The thrust of Deuteronomy 23:21,22 is directed toward the dependability of what a man "says" with his mouth. Truthfulness, candor, honesty, and dependability result when this legislation is heeded.
The last two verses here are of great interest because, when our Lord Jesus Christ and his disciples walked through the standing grainfields and plucked a few heads to eat, the Pharisees accused them of "breaking" the sabbath! The type of legalistic "doodling" so dear to the Pharisaical mind is clearly discernible in such a charge. Were the disciples actually "threshing wheat"? Of course not. It would have been as reasonable to charge them with irrigating land in case they knocked off a little dew early in the morning! (See our comments on the N.T. incident related to this under Matthew 12:1ff, and Luke 6:1ff.)

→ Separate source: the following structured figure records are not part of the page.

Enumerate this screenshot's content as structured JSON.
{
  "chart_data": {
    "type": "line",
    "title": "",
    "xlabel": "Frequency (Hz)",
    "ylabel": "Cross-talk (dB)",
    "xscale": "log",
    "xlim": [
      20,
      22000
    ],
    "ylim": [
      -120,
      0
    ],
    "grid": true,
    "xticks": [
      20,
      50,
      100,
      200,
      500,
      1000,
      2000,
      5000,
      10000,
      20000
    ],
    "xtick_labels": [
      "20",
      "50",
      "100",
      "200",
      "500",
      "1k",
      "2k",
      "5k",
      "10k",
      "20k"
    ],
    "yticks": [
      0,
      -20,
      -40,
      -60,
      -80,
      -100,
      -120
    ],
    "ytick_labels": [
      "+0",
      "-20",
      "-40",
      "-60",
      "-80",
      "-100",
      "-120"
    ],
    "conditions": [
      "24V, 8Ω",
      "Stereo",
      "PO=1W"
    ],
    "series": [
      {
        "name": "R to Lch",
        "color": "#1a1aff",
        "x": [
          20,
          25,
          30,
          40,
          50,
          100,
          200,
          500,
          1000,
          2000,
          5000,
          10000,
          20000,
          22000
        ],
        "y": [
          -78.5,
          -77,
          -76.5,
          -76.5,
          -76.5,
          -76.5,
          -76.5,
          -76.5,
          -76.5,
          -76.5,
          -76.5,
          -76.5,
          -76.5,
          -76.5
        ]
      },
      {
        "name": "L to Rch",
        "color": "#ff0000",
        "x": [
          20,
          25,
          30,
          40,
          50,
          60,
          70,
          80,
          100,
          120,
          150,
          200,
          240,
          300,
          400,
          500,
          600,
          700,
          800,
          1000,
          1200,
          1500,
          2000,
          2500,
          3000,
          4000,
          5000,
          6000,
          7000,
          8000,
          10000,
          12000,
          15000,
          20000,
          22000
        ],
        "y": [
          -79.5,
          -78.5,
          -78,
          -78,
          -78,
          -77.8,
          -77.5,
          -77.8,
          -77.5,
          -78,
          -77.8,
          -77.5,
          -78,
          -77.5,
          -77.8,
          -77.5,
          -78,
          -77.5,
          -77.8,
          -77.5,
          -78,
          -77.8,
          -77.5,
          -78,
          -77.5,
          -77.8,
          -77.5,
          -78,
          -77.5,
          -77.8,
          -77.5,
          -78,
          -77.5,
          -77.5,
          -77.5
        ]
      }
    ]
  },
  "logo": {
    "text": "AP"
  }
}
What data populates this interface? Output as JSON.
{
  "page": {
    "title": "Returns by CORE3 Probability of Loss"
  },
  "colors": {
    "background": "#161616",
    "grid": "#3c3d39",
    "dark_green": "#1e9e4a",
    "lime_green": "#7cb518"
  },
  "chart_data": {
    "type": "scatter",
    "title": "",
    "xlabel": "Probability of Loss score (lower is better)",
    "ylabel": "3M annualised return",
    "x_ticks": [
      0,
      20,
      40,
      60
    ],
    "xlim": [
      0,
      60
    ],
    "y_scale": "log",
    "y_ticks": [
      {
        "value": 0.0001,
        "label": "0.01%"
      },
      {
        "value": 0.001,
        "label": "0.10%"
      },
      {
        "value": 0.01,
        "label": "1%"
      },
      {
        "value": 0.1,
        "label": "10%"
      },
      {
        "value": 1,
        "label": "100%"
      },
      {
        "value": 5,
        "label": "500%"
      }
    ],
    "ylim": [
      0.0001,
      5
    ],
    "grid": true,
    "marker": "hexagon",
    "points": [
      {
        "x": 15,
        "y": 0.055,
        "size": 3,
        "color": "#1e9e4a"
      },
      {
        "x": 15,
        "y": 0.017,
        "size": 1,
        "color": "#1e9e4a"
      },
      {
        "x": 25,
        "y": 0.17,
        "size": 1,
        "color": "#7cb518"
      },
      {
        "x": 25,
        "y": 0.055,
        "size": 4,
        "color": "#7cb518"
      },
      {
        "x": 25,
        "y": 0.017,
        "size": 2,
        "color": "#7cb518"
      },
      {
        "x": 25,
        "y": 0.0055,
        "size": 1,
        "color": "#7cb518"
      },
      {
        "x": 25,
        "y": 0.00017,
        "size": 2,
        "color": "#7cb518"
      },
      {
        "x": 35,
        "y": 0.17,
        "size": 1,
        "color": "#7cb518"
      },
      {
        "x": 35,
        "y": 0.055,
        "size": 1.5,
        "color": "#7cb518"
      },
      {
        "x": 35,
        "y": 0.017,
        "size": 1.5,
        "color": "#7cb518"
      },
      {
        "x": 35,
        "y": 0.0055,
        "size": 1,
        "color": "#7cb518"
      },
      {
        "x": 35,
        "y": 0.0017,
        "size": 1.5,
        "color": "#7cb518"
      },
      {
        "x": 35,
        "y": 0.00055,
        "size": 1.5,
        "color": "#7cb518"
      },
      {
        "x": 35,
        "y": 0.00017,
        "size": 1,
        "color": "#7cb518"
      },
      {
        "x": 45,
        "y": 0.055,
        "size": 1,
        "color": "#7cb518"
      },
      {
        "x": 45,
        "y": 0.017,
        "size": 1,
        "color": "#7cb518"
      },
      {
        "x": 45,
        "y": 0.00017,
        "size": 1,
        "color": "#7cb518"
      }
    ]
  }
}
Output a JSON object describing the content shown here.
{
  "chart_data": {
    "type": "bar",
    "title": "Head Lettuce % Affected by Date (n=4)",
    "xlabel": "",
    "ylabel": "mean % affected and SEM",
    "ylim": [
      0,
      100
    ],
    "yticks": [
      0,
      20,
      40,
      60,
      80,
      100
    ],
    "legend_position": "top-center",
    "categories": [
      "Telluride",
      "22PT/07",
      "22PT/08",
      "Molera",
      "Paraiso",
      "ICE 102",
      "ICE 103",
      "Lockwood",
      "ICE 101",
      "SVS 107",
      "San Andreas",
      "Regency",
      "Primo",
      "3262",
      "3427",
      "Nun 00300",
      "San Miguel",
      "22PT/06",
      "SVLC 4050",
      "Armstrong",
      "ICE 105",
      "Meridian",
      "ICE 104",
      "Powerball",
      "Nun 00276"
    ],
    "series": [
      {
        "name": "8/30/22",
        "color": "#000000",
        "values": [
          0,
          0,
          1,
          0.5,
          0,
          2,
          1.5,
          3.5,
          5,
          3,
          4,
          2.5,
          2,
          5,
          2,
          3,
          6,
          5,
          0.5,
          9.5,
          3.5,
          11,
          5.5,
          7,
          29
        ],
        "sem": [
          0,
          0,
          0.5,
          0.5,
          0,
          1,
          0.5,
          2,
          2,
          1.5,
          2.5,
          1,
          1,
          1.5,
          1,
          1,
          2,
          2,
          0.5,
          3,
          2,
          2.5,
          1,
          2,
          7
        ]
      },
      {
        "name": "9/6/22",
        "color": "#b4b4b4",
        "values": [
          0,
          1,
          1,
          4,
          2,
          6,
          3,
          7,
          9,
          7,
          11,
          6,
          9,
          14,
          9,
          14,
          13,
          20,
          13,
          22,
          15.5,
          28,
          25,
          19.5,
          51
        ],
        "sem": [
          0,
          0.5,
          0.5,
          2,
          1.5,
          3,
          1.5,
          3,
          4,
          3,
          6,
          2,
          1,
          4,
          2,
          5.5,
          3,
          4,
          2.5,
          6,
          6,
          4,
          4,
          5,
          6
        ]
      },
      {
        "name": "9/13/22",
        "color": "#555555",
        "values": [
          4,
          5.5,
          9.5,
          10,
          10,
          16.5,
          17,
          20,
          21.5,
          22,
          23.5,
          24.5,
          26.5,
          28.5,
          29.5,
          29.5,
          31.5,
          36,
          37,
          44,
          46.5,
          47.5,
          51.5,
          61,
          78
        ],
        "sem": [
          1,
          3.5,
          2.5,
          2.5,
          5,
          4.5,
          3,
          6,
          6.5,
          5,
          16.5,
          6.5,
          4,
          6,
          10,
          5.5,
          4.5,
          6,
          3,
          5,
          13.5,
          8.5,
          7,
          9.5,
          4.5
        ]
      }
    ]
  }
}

We are fortunate enough to have the explanation of just how the Pharisees managed to nullify this law by their specious reasoning:
Jewish commentators limited the application of the role in Deuteronomy 23:24,25 to "harvest laborers," making it analogous to Deuteronomy 25:4, where it is forbidden to muzzle the ox that treadeth out the grain! But there is no reason to limit the natural interpretation of this precept. Like the law of the gleaner (Deuteronomy 24:10-22), it is prompted by a spirit of generosity toward wayfarers and poor persons.[21]